The Optimal Spatiotemporal Deployment of Radiation Portal Monitors Can Improve Nuclear Detection at Overseas Ports

Lawrence M. Wein, Yifan Liu, Zheng Cao, Stephen E. Flynn, "The Optimal Spatiotemporal Deployment of Radiation Portal Monitors Can Improve Nuclear Detection at Overseas Ports," Science & Global Security, 15, no. 3, (2007): 211-233.
Radiation portal monitors are starting to be deployed at overseas ports to prevent nuclear weapons from entering the U.S. in a shipping container. Current designs have containers on trucks passing through a portal monitor at approximately 10 mph, before being routed to one of several lanes at the port's front gate for a driver identification check. For a fixed cost of testing, which consists of the costs of radiation portal monitors plus offsite x-ray and possibly manual testing of containers generating a false radiation alarm that cannot be resolved by gamma-ray imaging, the neutron detection limits of the current design are compared with those of two other designs that do not affect truck congestion at the front gate. For a wide range of budgets, it is optimal to have six monitors in each lane that simultaneously test a truck while it is being processed at the front gate.

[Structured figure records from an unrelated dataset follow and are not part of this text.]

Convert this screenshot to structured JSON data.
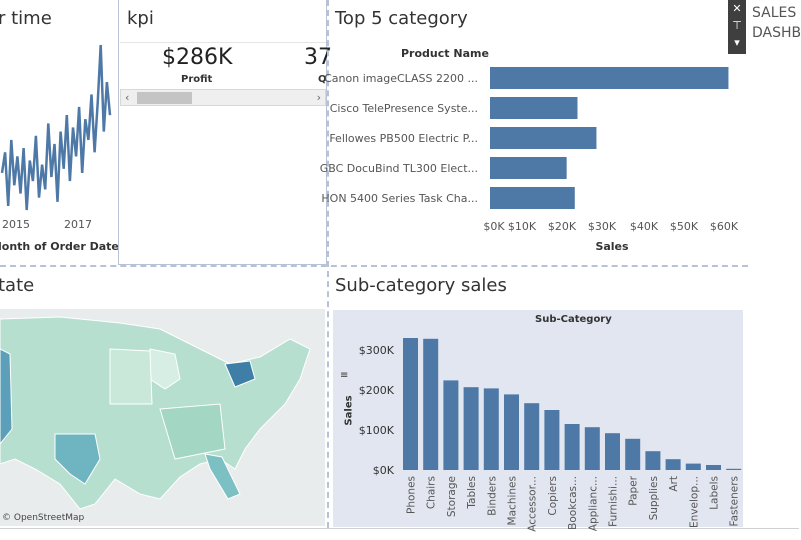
{
  "panels": {
    "sales_over_time_title": "r time",
    "kpi_title": "kpi",
    "top5_title": "Top 5 category",
    "state_title": "tate",
    "subcat_title": "Sub-category sales"
  },
  "kpi": {
    "profit_value": "$286K",
    "profit_label": "Profit",
    "second_value": "37",
    "second_label": "Q"
  },
  "line_chart": {
    "x_ticks": [
      "2015",
      "2017"
    ],
    "x_label": "lonth of Order Date"
  },
  "map": {
    "attribution": "© OpenStreetMap"
  },
  "side_header": {
    "line1": "SALES",
    "line2": "DASHB"
  },
  "toolbar": {
    "close_glyph": "✕",
    "pin_glyph": "⊤",
    "menu_glyph": "▾"
  },
  "colors": {
    "bar": "#4e79a7",
    "panel_border": "#b8c2d6",
    "subcat_bg": "#e2e6f0"
  },
  "chart_data": [
    {
      "type": "line",
      "x_ticks": [
        "2015",
        "2017"
      ],
      "xlabel": "lonth of Order Date",
      "values": [
        14,
        19,
        6,
        22,
        11,
        18,
        9,
        20,
        5,
        17,
        12,
        23,
        8,
        16,
        10,
        26,
        13,
        21,
        7,
        24,
        15,
        28,
        12,
        25,
        18,
        30,
        14,
        27,
        22,
        33,
        19,
        31,
        45,
        24,
        36,
        28
      ]
    },
    {
      "type": "bar",
      "orientation": "horizontal",
      "category_header": "Product Name",
      "categories": [
        "Canon imageCLASS 2200 ...",
        "Cisco TelePresence Syste...",
        "Fellowes PB500 Electric P...",
        "GBC DocuBind TL300 Elect...",
        "HON 5400 Series Task Cha..."
      ],
      "values": [
        61600,
        22600,
        27500,
        19800,
        21900
      ],
      "xlabel": "Sales",
      "x_ticks": [
        "$0K",
        "$10K",
        "$20K",
        "$30K",
        "$40K",
        "$50K",
        "$60K"
      ],
      "xlim": [
        0,
        62000
      ]
    },
    {
      "type": "bar",
      "title": "Sub-Category",
      "categories": [
        "Phones",
        "Chairs",
        "Storage",
        "Tables",
        "Binders",
        "Machines",
        "Accessor...",
        "Copiers",
        "Bookcas...",
        "Applianc...",
        "Furnishi...",
        "Paper",
        "Supplies",
        "Art",
        "Envelop...",
        "Labels",
        "Fasteners"
      ],
      "values": [
        330000,
        328000,
        224000,
        207000,
        204000,
        189000,
        167000,
        150000,
        115000,
        107000,
        92000,
        78000,
        47000,
        27000,
        16000,
        12500,
        3000
      ],
      "ylabel": "Sales",
      "y_ticks": [
        "$0K",
        "$100K",
        "$200K",
        "$300K"
      ],
      "ylim": [
        0,
        350000
      ]
    }
  ]
}
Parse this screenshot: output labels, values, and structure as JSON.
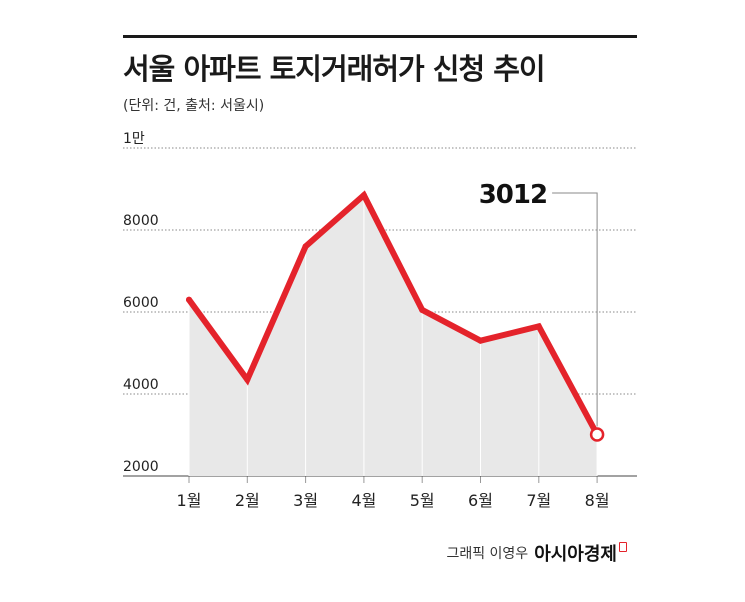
{
  "header": {
    "title": "서울 아파트 토지거래허가 신청 추이",
    "unit_note": "(단위: 건, 출처: 서울시)"
  },
  "credit": {
    "text": "그래픽 이영우",
    "brand": "아시아경제"
  },
  "chart_data": {
    "type": "area",
    "categories": [
      "1월",
      "2월",
      "3월",
      "4월",
      "5월",
      "6월",
      "7월",
      "8월"
    ],
    "values": [
      6300,
      4350,
      7600,
      8850,
      6050,
      5300,
      5650,
      3012
    ],
    "ylim": [
      2000,
      10000
    ],
    "yticks": [
      {
        "value": 2000,
        "label": "2000"
      },
      {
        "value": 4000,
        "label": "4000"
      },
      {
        "value": 6000,
        "label": "6000"
      },
      {
        "value": 8000,
        "label": "8000"
      },
      {
        "value": 10000,
        "label": "1만"
      }
    ],
    "grid": true,
    "annotation": {
      "category": "8월",
      "value": 3012,
      "label": "3012"
    },
    "colors": {
      "line": "#e4232b",
      "area": "#e8e8e8",
      "grid": "#888888",
      "marker_fill": "#ffffff"
    }
  }
}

This design is robust against the location (within the container) of the weapon and reduces the detection limit (relative to the current design) by approximately a factor of three (although the accuracy of this value is limited by the lack of publicly available data) for practical budgets, which is enough to offset some shielding for a plutonium weapon, but insufficient to detect an uranium weapon.